Je viens de présider un comité interministériel à propos de la terrible situation en Asie du Sud. Tous ces jours derniers, je me suis entretenu à plusieurs reprises au téléphone avec le président de la République et c'est avec lui encore, ce matin, que j'ai préparé les décisions que je vais vous annoncer dans quelques instants. Nous vivons, avec cet événement particulièrement terrifiant, sans doute la plus grande catastrophe naturelle de notre ère contemporaine. C'est une catastrophe continentale, avec des impacts aujourd'hui mondiaux. La planète entière est touchée par cette catastrophe et nous sommes là, sans doute, face à la première grande catastrophe naturelle à impact mondial. C'est une catastrophe qui impose aujourd'hui des actions d'urgence ; c'est évidemment aussi une catastrophe qui impose, dans la durée, une action déterminée, notamment pour ce qui sera l'étape juste après l'urgence, une étape majeure à laquelle le président de la République est particulièrement attentif : c'est l'étape de la prévention des épidémies qui vont se répandre dans cette région si des efforts massifs ne sont pas engagés. C'est pour cela que la France proposera, sur cette dimension de la prévention, de la santé publique, des initiatives que je vous déclinerai dans quelques instants.

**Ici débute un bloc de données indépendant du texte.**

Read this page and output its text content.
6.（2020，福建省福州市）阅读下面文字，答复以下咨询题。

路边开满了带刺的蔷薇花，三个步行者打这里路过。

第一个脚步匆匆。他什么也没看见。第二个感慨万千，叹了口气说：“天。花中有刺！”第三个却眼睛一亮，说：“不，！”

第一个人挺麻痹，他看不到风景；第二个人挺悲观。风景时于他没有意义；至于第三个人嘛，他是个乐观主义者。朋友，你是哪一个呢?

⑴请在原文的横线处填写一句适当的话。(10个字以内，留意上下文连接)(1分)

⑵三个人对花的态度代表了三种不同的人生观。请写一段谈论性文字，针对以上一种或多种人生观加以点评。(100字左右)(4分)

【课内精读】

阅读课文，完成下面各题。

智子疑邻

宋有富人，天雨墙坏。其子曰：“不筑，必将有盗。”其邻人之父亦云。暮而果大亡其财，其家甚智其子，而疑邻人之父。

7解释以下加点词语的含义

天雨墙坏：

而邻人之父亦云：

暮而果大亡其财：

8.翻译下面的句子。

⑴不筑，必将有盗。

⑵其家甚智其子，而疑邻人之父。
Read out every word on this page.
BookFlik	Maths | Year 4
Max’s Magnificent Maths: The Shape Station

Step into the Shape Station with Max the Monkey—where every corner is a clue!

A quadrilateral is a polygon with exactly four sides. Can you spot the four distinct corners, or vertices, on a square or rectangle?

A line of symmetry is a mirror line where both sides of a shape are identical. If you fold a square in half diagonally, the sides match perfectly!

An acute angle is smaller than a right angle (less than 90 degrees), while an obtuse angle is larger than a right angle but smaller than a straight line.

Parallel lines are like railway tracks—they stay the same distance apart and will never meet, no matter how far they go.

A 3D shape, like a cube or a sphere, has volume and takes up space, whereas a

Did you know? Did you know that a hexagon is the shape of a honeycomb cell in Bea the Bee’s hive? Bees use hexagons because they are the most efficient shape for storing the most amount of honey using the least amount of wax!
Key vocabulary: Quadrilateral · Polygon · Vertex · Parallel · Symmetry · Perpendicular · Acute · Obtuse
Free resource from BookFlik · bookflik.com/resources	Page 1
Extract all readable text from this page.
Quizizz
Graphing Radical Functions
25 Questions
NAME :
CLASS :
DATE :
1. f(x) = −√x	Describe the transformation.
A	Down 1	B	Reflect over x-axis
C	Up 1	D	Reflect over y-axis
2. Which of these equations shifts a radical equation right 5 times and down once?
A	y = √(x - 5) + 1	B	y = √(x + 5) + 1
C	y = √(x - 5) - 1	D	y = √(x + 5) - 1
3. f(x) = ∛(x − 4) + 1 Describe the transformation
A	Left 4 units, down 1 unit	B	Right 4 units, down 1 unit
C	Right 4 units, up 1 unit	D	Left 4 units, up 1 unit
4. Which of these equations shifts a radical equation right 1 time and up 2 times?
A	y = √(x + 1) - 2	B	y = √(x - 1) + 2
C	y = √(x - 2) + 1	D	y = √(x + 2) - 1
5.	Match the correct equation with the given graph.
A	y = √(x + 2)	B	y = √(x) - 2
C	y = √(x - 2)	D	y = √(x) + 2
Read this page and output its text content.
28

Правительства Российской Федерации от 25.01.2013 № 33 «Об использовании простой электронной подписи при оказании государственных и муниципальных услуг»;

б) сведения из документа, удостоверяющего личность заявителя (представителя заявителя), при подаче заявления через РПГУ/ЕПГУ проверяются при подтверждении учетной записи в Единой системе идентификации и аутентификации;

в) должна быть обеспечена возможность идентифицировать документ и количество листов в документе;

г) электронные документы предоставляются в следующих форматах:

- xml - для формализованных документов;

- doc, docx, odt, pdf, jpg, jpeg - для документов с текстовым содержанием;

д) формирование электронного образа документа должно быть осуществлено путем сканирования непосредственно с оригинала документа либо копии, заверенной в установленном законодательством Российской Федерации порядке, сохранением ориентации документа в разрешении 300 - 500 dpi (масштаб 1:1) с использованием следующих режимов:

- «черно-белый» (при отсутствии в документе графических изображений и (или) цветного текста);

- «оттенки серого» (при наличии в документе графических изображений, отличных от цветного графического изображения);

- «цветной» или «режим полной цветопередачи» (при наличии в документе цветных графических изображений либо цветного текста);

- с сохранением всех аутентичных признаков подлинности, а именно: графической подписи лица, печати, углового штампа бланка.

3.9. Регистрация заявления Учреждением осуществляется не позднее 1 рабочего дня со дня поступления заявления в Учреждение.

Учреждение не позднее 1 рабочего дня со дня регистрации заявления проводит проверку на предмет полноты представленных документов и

D'abord, M. Barnier nous a rendu compte du voyage terrible qu'il a fait dans plusieurs sites de cette catastrophe, des rencontres particulièrement touchantes qu'il a pu avoir avec des personnes touchées dans des familles détruites et blessées dans leur chair. Dès le dimanche matin, une cellule de crise s'était tenue au Quai d'Orsay et nous avons mobilisé l'ensemble de nos forces sur place, et nous avons mobilisé les services d'urgence et c'est cette mobilisation que M. Barnier est allé constater sur le terrain, apportant de l'aide technique et aussi engageant le dialogue avec les autorités locales, avec lesquelles nous devons parler, et notamment nous devons leur parler du rapatriement des corps, qui est une priorité pour nous et pour les familles concernées. M. Barnier nous a dit combien il avait été marqué par cette douleur sur l'ensemble de ce continent, une douleur qui est particulièrement voyante dans les yeux des enfants, puisque c'est sans doute une crise mondiale qui touche d'abord l'enfance. Le nombre d'orphelins, le nombre aujourd'hui de familles déchiquetées est très très important, et il est évident que nous avons une action toute particulière à engager pour tous ces enfants qui se trouvaient en Asie du Sud dans cette période et qui sont aujourd'hui seuls au monde et qui ont besoin de nous tous.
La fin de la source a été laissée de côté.